Even the term “Marijuana” has racial connotations. Before prohibition, Americans purchased cannabis-infused products from stores and ‘marijuana’ was not a word in American society. Those looking to criminalize the drug knew that American’s wouldn’t ban something they knew and had experienced, but the “loco weed” called marihuana was a different beast entirely. As explained by Business Insider, “By emphasizing the Spanish word marihuana instead of cannabis, [Harry Anslinger] created a strong association between the drug and the newly arrived Mexican immigrants who helped popularize it in the States.” It is this reason that advocates in Minnesota pushed for state law to legalize “medical cannabis” and are currently pushing for “Adult-Use Cannabis” instead of “Recreational Marijuana”. Even today, Minnesota Statutes have prohibitions on “Marijuana” while also allowing for “Medical Cannabis“.

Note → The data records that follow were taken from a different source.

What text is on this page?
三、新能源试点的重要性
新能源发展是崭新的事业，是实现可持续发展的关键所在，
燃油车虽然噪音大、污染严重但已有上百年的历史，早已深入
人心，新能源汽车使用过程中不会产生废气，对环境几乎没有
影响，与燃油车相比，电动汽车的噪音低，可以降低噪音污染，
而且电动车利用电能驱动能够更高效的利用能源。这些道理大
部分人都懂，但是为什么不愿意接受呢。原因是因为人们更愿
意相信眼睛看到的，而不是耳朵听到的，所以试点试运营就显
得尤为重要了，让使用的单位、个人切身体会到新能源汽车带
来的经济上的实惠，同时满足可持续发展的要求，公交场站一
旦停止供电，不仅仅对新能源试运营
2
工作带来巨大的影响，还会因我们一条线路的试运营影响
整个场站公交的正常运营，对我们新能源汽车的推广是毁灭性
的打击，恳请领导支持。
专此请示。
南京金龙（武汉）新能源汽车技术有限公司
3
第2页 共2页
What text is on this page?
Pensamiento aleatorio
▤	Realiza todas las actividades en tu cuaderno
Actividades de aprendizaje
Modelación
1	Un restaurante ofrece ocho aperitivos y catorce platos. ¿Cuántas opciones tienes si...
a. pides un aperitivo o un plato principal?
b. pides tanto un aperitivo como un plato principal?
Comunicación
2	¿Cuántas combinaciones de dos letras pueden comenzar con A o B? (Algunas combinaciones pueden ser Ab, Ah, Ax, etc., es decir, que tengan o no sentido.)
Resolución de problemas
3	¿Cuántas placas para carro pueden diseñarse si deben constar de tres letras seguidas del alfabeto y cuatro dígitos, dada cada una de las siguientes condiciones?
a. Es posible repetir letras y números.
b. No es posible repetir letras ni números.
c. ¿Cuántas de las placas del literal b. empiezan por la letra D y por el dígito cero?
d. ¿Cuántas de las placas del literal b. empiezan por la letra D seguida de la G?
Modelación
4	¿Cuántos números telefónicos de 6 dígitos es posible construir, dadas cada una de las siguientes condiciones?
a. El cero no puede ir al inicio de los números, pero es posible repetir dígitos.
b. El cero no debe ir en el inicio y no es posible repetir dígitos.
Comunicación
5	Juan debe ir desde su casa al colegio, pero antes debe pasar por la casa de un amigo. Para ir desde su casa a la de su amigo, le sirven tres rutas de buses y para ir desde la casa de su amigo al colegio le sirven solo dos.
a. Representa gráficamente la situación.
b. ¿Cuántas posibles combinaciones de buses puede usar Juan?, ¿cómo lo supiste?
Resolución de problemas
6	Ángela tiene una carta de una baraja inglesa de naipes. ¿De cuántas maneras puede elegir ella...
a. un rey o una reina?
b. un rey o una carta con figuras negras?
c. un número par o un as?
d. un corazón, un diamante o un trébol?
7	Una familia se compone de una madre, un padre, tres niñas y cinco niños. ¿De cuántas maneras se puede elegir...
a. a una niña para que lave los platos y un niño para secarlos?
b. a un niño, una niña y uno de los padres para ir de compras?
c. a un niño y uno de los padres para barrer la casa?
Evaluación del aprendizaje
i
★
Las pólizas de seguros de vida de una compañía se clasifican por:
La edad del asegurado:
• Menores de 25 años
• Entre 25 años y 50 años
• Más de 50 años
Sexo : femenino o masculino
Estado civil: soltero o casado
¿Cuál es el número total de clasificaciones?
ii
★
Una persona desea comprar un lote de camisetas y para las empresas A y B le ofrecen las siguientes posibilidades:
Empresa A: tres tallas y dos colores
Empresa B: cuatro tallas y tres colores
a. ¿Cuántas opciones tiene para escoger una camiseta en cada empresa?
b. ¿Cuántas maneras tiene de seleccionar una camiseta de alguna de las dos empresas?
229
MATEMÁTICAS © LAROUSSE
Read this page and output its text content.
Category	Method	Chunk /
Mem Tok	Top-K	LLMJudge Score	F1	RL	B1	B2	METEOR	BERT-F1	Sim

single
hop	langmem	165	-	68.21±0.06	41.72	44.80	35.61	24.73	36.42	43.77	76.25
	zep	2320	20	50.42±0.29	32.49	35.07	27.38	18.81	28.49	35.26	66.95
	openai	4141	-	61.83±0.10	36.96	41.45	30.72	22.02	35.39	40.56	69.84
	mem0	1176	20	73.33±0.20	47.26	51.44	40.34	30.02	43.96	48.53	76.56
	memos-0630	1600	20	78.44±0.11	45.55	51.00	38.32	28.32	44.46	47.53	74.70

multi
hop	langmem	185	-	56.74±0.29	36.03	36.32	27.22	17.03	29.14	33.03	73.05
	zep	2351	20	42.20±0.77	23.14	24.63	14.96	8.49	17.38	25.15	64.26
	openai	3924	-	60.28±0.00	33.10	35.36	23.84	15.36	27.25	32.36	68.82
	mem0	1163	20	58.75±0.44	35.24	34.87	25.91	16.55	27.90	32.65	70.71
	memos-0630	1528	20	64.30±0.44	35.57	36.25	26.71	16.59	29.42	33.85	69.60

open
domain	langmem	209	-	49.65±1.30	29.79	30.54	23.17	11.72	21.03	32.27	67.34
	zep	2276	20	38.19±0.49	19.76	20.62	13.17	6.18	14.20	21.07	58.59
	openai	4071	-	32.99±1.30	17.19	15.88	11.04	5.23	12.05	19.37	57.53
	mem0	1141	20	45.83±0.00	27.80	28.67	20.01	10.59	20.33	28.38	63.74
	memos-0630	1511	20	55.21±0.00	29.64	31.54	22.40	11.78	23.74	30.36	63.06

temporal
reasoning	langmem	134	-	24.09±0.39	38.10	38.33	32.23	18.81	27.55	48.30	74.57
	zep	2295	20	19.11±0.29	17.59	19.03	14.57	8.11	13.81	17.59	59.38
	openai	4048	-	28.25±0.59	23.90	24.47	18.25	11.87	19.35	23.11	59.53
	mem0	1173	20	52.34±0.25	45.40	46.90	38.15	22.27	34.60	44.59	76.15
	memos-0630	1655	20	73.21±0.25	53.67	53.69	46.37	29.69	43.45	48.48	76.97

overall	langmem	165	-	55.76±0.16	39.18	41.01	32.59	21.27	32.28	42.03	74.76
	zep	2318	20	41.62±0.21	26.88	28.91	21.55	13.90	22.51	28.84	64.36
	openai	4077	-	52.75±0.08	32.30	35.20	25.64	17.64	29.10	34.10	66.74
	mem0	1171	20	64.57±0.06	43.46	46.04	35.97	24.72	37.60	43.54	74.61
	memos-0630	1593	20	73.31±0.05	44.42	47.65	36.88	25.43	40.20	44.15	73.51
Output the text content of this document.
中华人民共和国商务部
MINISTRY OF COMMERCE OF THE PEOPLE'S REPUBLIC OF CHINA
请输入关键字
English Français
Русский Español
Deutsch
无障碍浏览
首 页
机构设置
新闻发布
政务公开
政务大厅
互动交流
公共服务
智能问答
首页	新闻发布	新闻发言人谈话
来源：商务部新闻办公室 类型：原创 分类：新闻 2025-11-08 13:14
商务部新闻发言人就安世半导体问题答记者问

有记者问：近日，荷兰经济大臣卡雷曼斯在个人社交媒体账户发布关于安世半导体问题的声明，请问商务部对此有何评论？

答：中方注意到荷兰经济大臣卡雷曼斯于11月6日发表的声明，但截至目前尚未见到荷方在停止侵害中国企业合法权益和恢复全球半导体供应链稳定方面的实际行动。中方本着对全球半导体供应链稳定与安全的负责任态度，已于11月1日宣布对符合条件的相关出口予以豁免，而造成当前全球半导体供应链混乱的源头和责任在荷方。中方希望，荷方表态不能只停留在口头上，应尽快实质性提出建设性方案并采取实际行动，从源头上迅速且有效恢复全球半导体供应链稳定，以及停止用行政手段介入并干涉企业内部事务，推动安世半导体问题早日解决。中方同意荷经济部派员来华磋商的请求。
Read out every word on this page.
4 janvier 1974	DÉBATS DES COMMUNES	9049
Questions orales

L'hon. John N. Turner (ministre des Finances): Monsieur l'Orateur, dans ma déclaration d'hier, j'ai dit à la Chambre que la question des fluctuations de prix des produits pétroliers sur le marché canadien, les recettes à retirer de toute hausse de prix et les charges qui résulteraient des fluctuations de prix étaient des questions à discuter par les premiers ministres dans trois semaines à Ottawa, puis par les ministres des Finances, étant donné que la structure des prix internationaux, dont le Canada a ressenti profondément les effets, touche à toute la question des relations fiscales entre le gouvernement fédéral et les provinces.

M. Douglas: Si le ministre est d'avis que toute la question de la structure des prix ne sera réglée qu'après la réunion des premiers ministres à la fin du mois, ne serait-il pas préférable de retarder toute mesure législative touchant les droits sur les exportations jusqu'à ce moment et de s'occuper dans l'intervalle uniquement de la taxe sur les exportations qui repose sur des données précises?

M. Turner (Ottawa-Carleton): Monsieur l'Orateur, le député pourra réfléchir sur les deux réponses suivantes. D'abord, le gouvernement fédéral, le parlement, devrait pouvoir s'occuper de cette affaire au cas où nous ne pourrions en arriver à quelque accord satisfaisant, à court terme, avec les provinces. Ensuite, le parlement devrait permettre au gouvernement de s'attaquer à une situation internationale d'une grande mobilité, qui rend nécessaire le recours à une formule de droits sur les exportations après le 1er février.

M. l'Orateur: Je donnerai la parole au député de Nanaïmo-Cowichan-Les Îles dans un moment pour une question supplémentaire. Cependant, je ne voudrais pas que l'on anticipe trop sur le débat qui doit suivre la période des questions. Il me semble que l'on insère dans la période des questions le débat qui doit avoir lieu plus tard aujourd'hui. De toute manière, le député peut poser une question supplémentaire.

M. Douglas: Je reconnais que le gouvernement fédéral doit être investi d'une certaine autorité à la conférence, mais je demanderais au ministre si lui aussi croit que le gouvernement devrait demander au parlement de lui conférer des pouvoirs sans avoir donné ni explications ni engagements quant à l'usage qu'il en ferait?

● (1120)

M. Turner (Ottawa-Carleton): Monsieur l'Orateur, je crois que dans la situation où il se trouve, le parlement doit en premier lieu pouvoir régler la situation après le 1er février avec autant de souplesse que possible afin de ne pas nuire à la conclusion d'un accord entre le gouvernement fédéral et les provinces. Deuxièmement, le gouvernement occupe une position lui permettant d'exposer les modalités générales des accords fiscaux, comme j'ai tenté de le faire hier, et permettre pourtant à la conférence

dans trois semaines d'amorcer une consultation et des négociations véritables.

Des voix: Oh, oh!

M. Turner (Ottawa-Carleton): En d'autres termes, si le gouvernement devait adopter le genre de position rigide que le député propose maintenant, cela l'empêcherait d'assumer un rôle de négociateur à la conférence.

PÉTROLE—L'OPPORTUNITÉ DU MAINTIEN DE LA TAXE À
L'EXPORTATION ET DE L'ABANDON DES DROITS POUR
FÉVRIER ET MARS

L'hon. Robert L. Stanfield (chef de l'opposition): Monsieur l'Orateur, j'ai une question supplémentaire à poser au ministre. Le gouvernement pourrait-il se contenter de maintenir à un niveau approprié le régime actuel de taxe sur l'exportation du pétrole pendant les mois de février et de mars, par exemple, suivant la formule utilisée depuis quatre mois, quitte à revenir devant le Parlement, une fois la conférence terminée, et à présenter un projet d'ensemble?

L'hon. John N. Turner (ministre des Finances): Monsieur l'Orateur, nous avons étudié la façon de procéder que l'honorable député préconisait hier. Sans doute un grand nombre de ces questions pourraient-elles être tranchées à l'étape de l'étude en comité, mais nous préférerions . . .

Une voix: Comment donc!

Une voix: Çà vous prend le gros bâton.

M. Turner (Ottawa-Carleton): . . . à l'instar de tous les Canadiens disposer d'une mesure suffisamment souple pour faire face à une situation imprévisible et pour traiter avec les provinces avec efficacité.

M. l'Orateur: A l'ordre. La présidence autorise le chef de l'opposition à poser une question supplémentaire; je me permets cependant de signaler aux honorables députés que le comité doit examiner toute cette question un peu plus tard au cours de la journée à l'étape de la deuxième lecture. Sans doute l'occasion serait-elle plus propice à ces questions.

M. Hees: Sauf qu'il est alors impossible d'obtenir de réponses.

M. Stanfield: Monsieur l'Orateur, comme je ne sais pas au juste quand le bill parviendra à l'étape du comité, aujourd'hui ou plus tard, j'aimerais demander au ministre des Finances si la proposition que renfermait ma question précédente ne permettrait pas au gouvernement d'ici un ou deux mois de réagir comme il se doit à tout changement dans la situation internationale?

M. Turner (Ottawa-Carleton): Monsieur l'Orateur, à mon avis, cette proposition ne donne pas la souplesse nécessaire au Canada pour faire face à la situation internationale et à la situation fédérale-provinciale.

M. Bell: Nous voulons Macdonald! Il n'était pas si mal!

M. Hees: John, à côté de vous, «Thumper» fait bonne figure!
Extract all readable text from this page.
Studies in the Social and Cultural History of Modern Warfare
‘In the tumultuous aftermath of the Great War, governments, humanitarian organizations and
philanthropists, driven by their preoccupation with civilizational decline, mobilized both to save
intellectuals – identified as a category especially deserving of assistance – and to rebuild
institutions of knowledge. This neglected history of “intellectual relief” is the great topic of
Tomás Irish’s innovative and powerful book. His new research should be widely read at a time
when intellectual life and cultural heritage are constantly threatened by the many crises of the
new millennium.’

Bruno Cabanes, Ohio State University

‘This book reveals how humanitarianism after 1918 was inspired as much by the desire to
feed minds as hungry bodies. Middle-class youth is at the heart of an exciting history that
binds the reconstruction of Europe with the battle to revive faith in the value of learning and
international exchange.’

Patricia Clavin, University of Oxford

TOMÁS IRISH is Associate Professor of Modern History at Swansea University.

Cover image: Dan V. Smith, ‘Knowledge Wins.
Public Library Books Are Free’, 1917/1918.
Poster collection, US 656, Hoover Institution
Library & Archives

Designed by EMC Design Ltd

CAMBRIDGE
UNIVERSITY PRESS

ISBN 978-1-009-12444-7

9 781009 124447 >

Legislators looking to legalize adult-use cannabis are acutely aware of the racial history of the drug-war and it’s devastating effects on communities of color and low-income communities. Minnesota House Majority Leader Ryan Winkler said on a call with legalization activists back in May (just days after George Floyd’s murder at the hands of MPD officers) that racial justice was at the center of cannabis legalization. The main reason legislators wanted to reform existing cannabis laws was to “end the criminalization of people’s lives and the deep racial Injustice that are part of that system,” Rep. Winkler’s said, “Obviously, this is not going to solve a lot of problems [around racial injustice], but it does address some.